# An Estimate of the Impact Rate on Mars from Statistics of Very-High-frequency Marsquakes

Nature Astronomy（2024）

Abstract

The number density of impact craters on a planetary surface is used to determine its age, which requires a model for the production rate of craters of different sizes. On Mars, however, estimates of the production rate of small craters (<60 m) from orbital imagery and from extrapolation of lunar impact data do not match. Here we provide a new independent estimate of the impact rate by analysing the seismic events recorded by the seismometer onboard NASA’s InSight lander. Some previously confirmed seismically detected impacts are part of a larger class of marsquakes (very high frequency, VF).
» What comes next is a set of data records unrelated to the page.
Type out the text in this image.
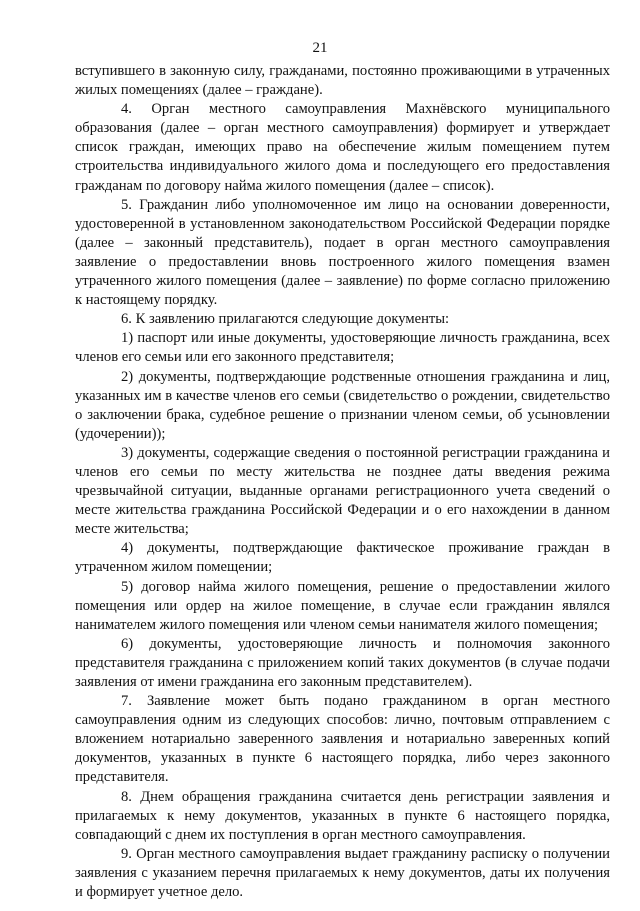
21

вступившего в законную силу, гражданами, постоянно проживающими в утраченных жилых помещениях (далее – граждане).

4. Орган местного самоуправления Махнёвского муниципального образования (далее – орган местного самоуправления) формирует и утверждает список граждан, имеющих право на обеспечение жилым помещением путем строительства индивидуального жилого дома и последующего его предоставления гражданам по договору найма жилого помещения (далее – список).

5. Гражданин либо уполномоченное им лицо на основании доверенности, удостоверенной в установленном законодательством Российской Федерации порядке (далее – законный представитель), подает в орган местного самоуправления заявление о предоставлении вновь построенного жилого помещения взамен утраченного жилого помещения (далее – заявление) по форме согласно приложению к настоящему порядку.

6. К заявлению прилагаются следующие документы:

1) паспорт или иные документы, удостоверяющие личность гражданина, всех членов его семьи или его законного представителя;

2) документы, подтверждающие родственные отношения гражданина и лиц, указанных им в качестве членов его семьи (свидетельство о рождении, свидетельство о заключении брака, судебное решение о признании членом семьи, об усыновлении (удочерении));

3) документы, содержащие сведения о постоянной регистрации гражданина и членов его семьи по месту жительства не позднее даты введения режима чрезвычайной ситуации, выданные органами регистрационного учета сведений о месте жительства гражданина Российской Федерации и о его нахождении в данном месте жительства;

4) документы, подтверждающие фактическое проживание граждан в утраченном жилом помещении;

5) договор найма жилого помещения, решение о предоставлении жилого помещения или ордер на жилое помещение, в случае если гражданин являлся нанимателем жилого помещения или членом семьи нанимателя жилого помещения;

6) документы, удостоверяющие личность и полномочия законного представителя гражданина с приложением копий таких документов (в случае подачи заявления от имени гражданина его законным представителем).

7. Заявление может быть подано гражданином в орган местного самоуправления одним из следующих способов: лично, почтовым отправлением с вложением нотариально заверенного заявления и нотариально заверенных копий документов, указанных в пункте 6 настоящего порядка, либо через законного представителя.

8. Днем обращения гражданина считается день регистрации заявления и прилагаемых к нему документов, указанных в пункте 6 настоящего порядка, совпадающий с днем их поступления в орган местного самоуправления.

9. Орган местного самоуправления выдает гражданину расписку о получении заявления с указанием перечня прилагаемых к нему документов, даты их получения и формирует учетное дело.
Although a non-impact origin cannot be definitively excluded for each VF event, we show that the VF class as a whole is plausibly caused by meteorite impacts. We use an empirical scaling relationship to convert between seismic moment and crater diameter. Applying area and time corrections to derive a global impact rate, we find that 280–360 craters >8 m diameter are formed globally per year, consistent with previously published chronology model rates and above the rates derived from freshly imaged craters. Our work shows that seismology is an effective tool for determining meteoroid impact rates and complements other methods such as orbital imaging. A subset of seismic events recorded by InSight’s seismometer attributed to impacts was used to derive a new estimate of the current impact rate on Mars. The results suggest a rate higher than predicted by orbital imaging, but consistent with theoretical rates.